The notion that you should take scheduling into account has come under fire recently, especially by Matthew Berry of ESPN. Now, I'm a big fan of TMR in general but he is dead wrong about this. On his podcast the other day(one of the top rated podcasts on itunes, i am after all, a company man), he quoted someone to the effect of it being arrogant to assume you can predict how a defense will do before the season starts. Maybe that is true, but it is no more arrogant than thinking you can predict how an offense will do, or more specifically, a running back. Predicting how football players and teams preform is what fantasy football is. Sure, you can't predict anything perfectly, but that doesn't mean you shouldn't attempt to predict and utilize the information.

Berry has an example of a defense that was predicted incorrectly before last season(San Diego). Well I can come up with countless examples of running backs who did not live up to fantasy owners expectations. Should we thus throw out informed guesses and draft running backs out of a hat. That is essentially what this line of logic reduces us to. Yes, you will be wrong some of the time about defensive projections, just as you will be wrong some of the time in your quarterback projections. But in a way, you are more like to hit on schedule predictions. After all, going into last year, you would assume that Pittsburgh and Baltimore would be top defenses and that Detroit and Denver would be atrocious. These cases are far more common than the surprises and disappointments.

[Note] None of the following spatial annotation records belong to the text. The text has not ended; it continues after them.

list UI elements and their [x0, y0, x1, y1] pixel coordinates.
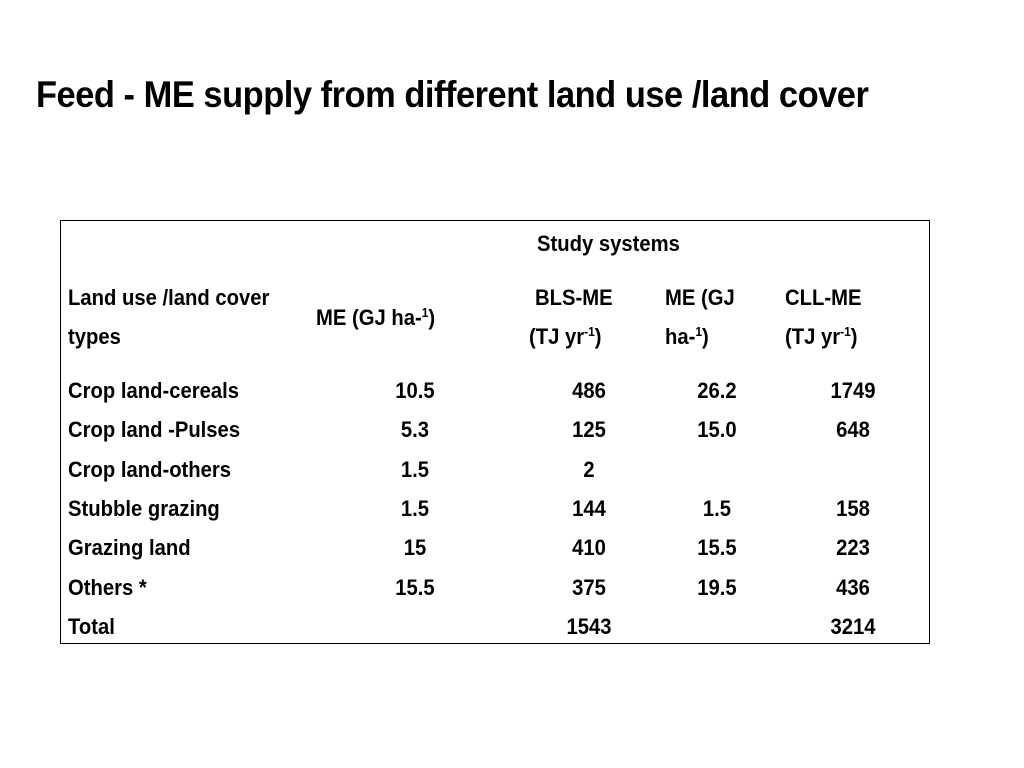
cell-bls: 2	[583, 456, 595, 482]
cell-me1: 10.5	[395, 378, 435, 403]
cell-cll: 158	[836, 495, 870, 521]
cell-me2: 26.2	[697, 378, 737, 403]
cell-me1: 1.5	[400, 456, 430, 482]
row-label: Crop land -Pulses	[68, 417, 241, 443]
header-me2-line2: ha-1)	[665, 324, 709, 349]
header-bls-me-line1: BLS-ME	[535, 285, 613, 310]
data-table: Study systems Land use /land cover types…	[60, 220, 930, 644]
cell-cll: 3214	[830, 613, 876, 639]
cell-bls: 375	[572, 574, 606, 600]
header-cll-me-line1: CLL-ME	[785, 285, 862, 310]
cell-cll: 223	[836, 535, 870, 561]
row-label: Others *	[68, 574, 147, 600]
cell-me1: 15.5	[395, 574, 435, 600]
header-land-use-line1: Land use /land cover	[68, 285, 270, 310]
header-cll-me-line2: (TJ yr-1)	[785, 324, 858, 349]
cell-me1: 5.3	[400, 417, 430, 443]
header-bls-me-line2: (TJ yr-1)	[529, 324, 602, 349]
cell-me1: 1.5	[400, 495, 430, 521]
header-me2-line1: ME (GJ	[665, 285, 735, 310]
cell-bls: 410	[572, 535, 606, 561]
row-label: Crop land-cereals	[68, 378, 239, 403]
cell-me2: 15.0	[697, 417, 737, 443]
cell-me2: 15.5	[697, 535, 737, 561]
cell-bls: 144	[572, 495, 606, 521]
row-label: Crop land-others	[68, 456, 232, 482]
cell-me1: 15	[403, 535, 427, 561]
row-label: Grazing land	[68, 535, 191, 561]
cell-cll: 1749	[830, 378, 876, 403]
cell-bls: 125	[572, 417, 606, 443]
cell-bls: 486	[572, 378, 606, 403]
cell-me2: 19.5	[697, 574, 737, 600]
row-label: Total	[68, 613, 115, 639]
cell-cll: 648	[836, 417, 870, 443]
study-systems-header: Study systems	[537, 231, 680, 256]
cell-cll: 436	[836, 574, 870, 600]
cell-bls: 1543	[566, 613, 612, 639]
cell-me2: 1.5	[702, 495, 732, 521]
row-label: Stubble grazing	[68, 495, 220, 521]
slide-title: Feed - ME supply from different land use…	[36, 74, 869, 115]
header-me-gj-ha: ME (GJ ha-1)	[316, 305, 436, 330]
header-land-use-line2: types	[68, 324, 121, 349]
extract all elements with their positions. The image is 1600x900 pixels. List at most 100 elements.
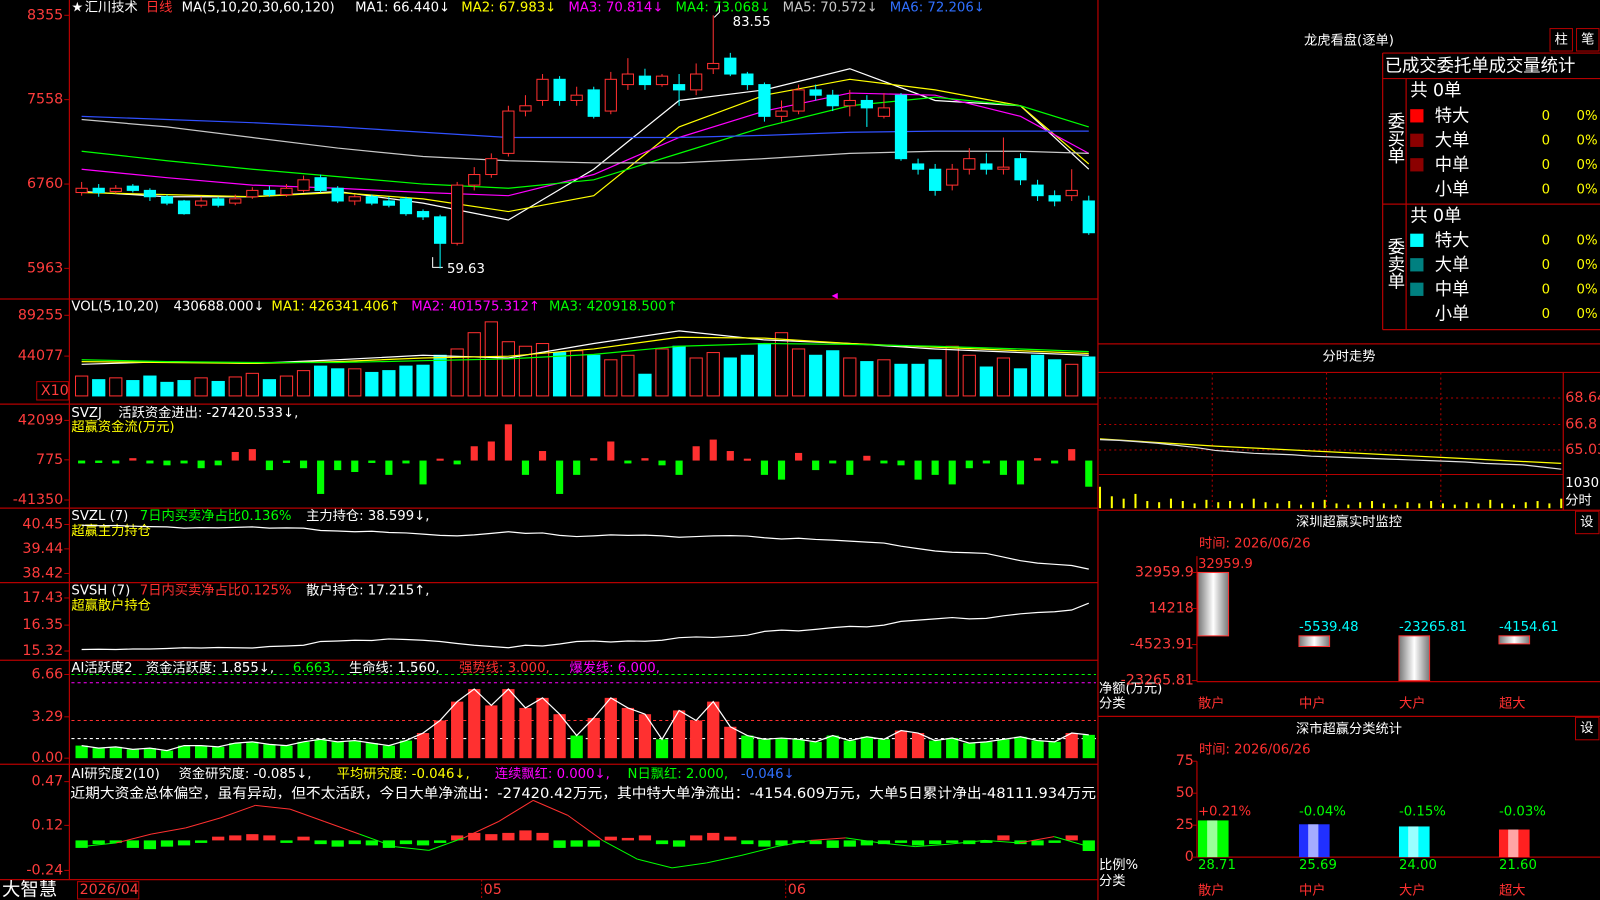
research-bar [177,840,191,846]
y-tick-label: 42099 [18,412,63,428]
candle-body [536,78,549,101]
candle-body [690,73,703,91]
volume-bar [467,332,481,397]
flow-bar [1033,458,1042,461]
flow-bar [829,460,837,464]
category-label: 散户 [1198,695,1225,712]
research-line [532,799,569,816]
research-bar [843,840,856,847]
change-label: -0.15% [1399,805,1446,820]
flow-bar [709,439,717,461]
svzl-label: 主力持仓: 38.599↓, [306,508,429,524]
research-bar [399,840,413,845]
flow-bar [129,458,137,461]
candle-body [587,89,600,117]
settings-button[interactable]: 设 [1580,720,1593,736]
volume-bar [450,348,464,397]
flow-bar [931,460,939,475]
volume-bar [416,364,430,397]
research-bar [826,840,839,848]
activity-bar [382,745,396,759]
research-bar [1031,840,1044,846]
flow-bar [1068,449,1076,461]
flow-bar [795,452,803,461]
candle-body [655,75,669,86]
toggle-button[interactable]: 笔 [1581,31,1594,47]
candle-body [160,196,174,204]
research-line [359,833,395,848]
change-label: +0.21% [1198,805,1251,820]
value-label: 25.69 [1299,858,1337,873]
research-line [741,846,777,856]
ai-active-label: 强势线: 3.000, [459,660,550,676]
volume-bar [313,365,328,397]
date-label: 2026/04 [80,882,139,898]
activity-bar [638,714,652,759]
candle-body [1014,158,1027,181]
flow-bar [146,460,154,464]
candle-body [126,185,139,191]
flow-bar [214,460,222,466]
net-bar [1197,571,1230,637]
ma-label: MA(5,10,20,30,60,120) [182,1,335,16]
research-line [637,858,673,869]
y-tick-label: 0.00 [31,750,63,766]
volume-bar [331,368,345,397]
volume-bar [945,345,959,397]
legend-swatch [1410,233,1424,247]
category-label: 中户 [1299,695,1326,712]
candle-body [997,166,1010,170]
row-label: 大单 [1435,131,1470,151]
volume-bar [501,341,516,397]
svsh-label: 散户持仓: 17.215↑, [306,581,429,598]
candle-body [331,187,344,202]
candle-body [348,196,361,202]
candle-body [672,84,686,91]
candle-body [775,110,788,117]
activity-bar [741,735,754,759]
research-bar [860,840,873,846]
y-tick-label: 16.35 [22,617,63,633]
y-tick-label: 17.43 [22,590,63,606]
flow-bar [231,451,239,461]
research-bar [246,834,259,841]
research-line [394,846,429,851]
volume-bar [518,345,533,397]
y-tick-label: 775 [36,452,63,468]
panel-title: 龙虎看盘(逐单) [1304,31,1394,48]
order-side: 委买单 [1384,112,1405,164]
legend-swatch [1410,109,1424,123]
row-label: 小单 [1435,180,1470,200]
y-tick-label: 39.44 [22,541,63,557]
flow-bar [1085,460,1093,487]
activity-bar [980,741,993,759]
ai-research-name: AI研究度2(10) [71,766,159,782]
volume-bar [194,377,208,397]
ratio-bar-shine [1308,824,1319,858]
candle-body [553,78,566,101]
value-label: 21.60 [1499,858,1537,873]
activity-bar [1014,736,1027,759]
y-tick-label: 75 [1176,753,1194,769]
candle-body [758,84,771,117]
ai-research-label: 连续飘红: 0.000↓, [495,766,610,782]
panel-title: 深市超赢分类统计 [1296,720,1402,737]
category-label: 散户 [1198,881,1225,898]
settings-button[interactable]: 设 [1580,514,1593,530]
candle-body [809,89,822,96]
activity-bar [348,740,361,759]
y-tick-label: 6760 [27,176,63,192]
research-bar [980,840,993,843]
activity-bar [485,705,498,759]
order-total: 共 0单 [1410,81,1461,101]
candle-body [399,198,413,215]
toggle-button[interactable]: 柱 [1555,31,1568,47]
candle-body [1065,189,1078,197]
ma-line [81,96,1089,189]
candle-body [75,187,88,194]
activity-bar [195,745,208,759]
candle-body [297,179,310,191]
volume-bar [774,332,789,397]
flow-bar [948,460,956,485]
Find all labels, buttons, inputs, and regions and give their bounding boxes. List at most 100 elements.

Even if you couldn't predict defenses at all, and assumed an average schedule for each running back, you could still use scheduling in your assessments. You could look at the likely schedule differentiation from last year. So if someone had an easy schedule last year(Michael Turner), you could assume his schedule would be harder without making any evaluations at all.

Clearly, there is value in schedule assessments. Fantasy football is about making educated guesses. The more information you have, the more accurately you guess. There is no real point in depriving yourself of vital information, unless of course it flies in the face of the pick you made in January and refuse to back down.